Segundo Winston Frischt, o controle centralizado das partes mais remotas do território brasileiro vem, de fato, do Império e na República o processo foi remontado politicamente na virada do século passado: “Um acordo com base federativa, pois as bancadas eram essencialmente "de estado", onde o toma lá dá cá garantia a estabilidade”. 

O esquema foi reconstruído, segundo Winston Frischt, de forma estável, mas manu militari, pelas ditaduras de 37-45 e 64-85. A ditadura de 64 centralizou de novo e brutalmente os recursos financeiros públicos na esfera federal, mas, a partir da eleição de 74, a ARENA perde o Sudeste-Sul, acabando como regime dominante apenas nos grotões do país. 

No regime de 1988, durante os governos "estáveis" do PSDB, o modelo que Winston Frischt chama de “parlamentarismo de coalizão/cooptação” foi usado com base em partidos/bancadas, onde as elites locais dos estados menos desenvolvidos disputavam verbas ou empresas públicas. 

No período do PT, ressalta Frischt, o “parlamentarismo de corrupção” mudou o jogo, comprando partidos no atacado. O mapa das eleições onde o PT é vitorioso demonstra isso. Alckmin, Serra e Aécio ganham de Lula e Dilma no Sul, SP e Centro-Oeste, mas levam surras nos lugares mais pobres. 

O Nordeste, analisa Winston Frischt, tem peso demográfico e, portanto, eleitoral, ao contrário do Centro-Oeste e o Norte, e parte importante das elites ainda controla os eleitores, especialmente no interior dos estados. Frischt acredita, porém, que a dinâmica futura deste modelo está condenada, pois o Nordeste tende a perder peso demográfico com o deslocamento da fronteira agrícola.

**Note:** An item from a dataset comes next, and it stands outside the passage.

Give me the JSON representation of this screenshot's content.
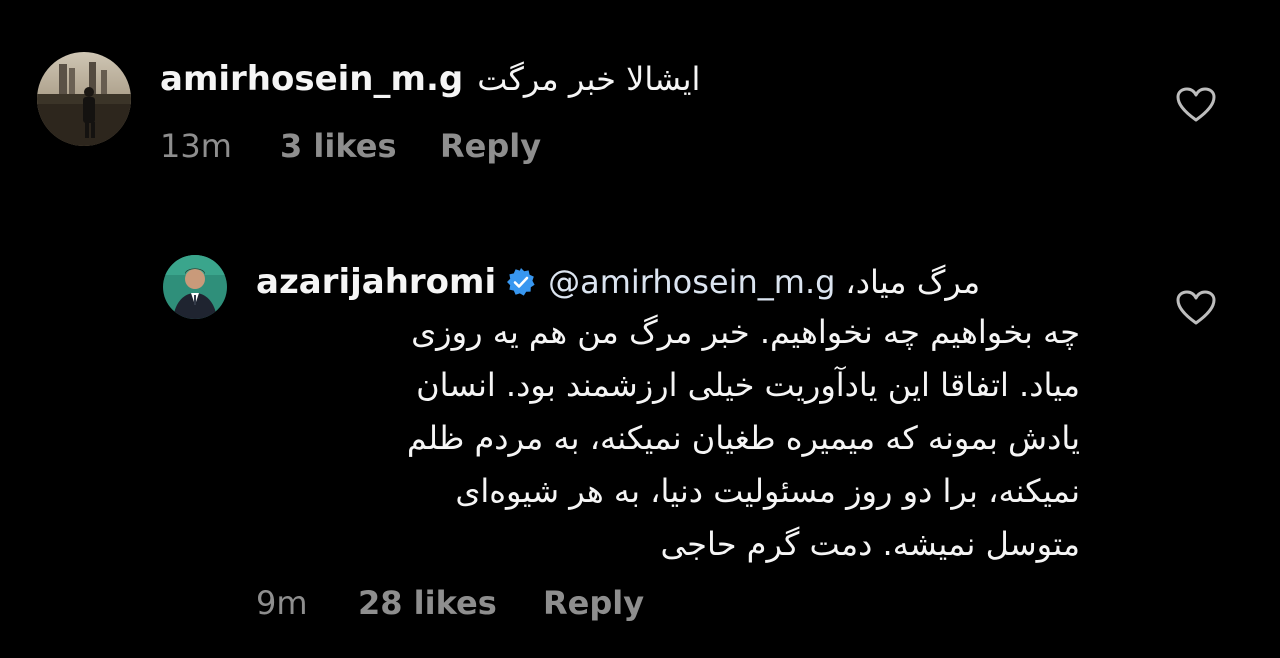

Sobretudo, as elites atrasadas perdem capacidade de entregar voto com a urbanização avassaladora no Brasil, com o crescimento do voto corporativo-religioso e com o novo mundo da competição política, com o crescimento da comunicação de baixo custo via redes de internet. O crescimento de

Bolsonaro nos centros urbanos do nordeste é sinal disso, diz ele, para concluir: “Se o novo governo realmente descentralizar políticas e verbas públicas, e concluir a privatização inacabada, e a reforma política criar cláusulas de barreira e voto distrital, esta distorção centenária da democracia brasileira será ferida de morte”.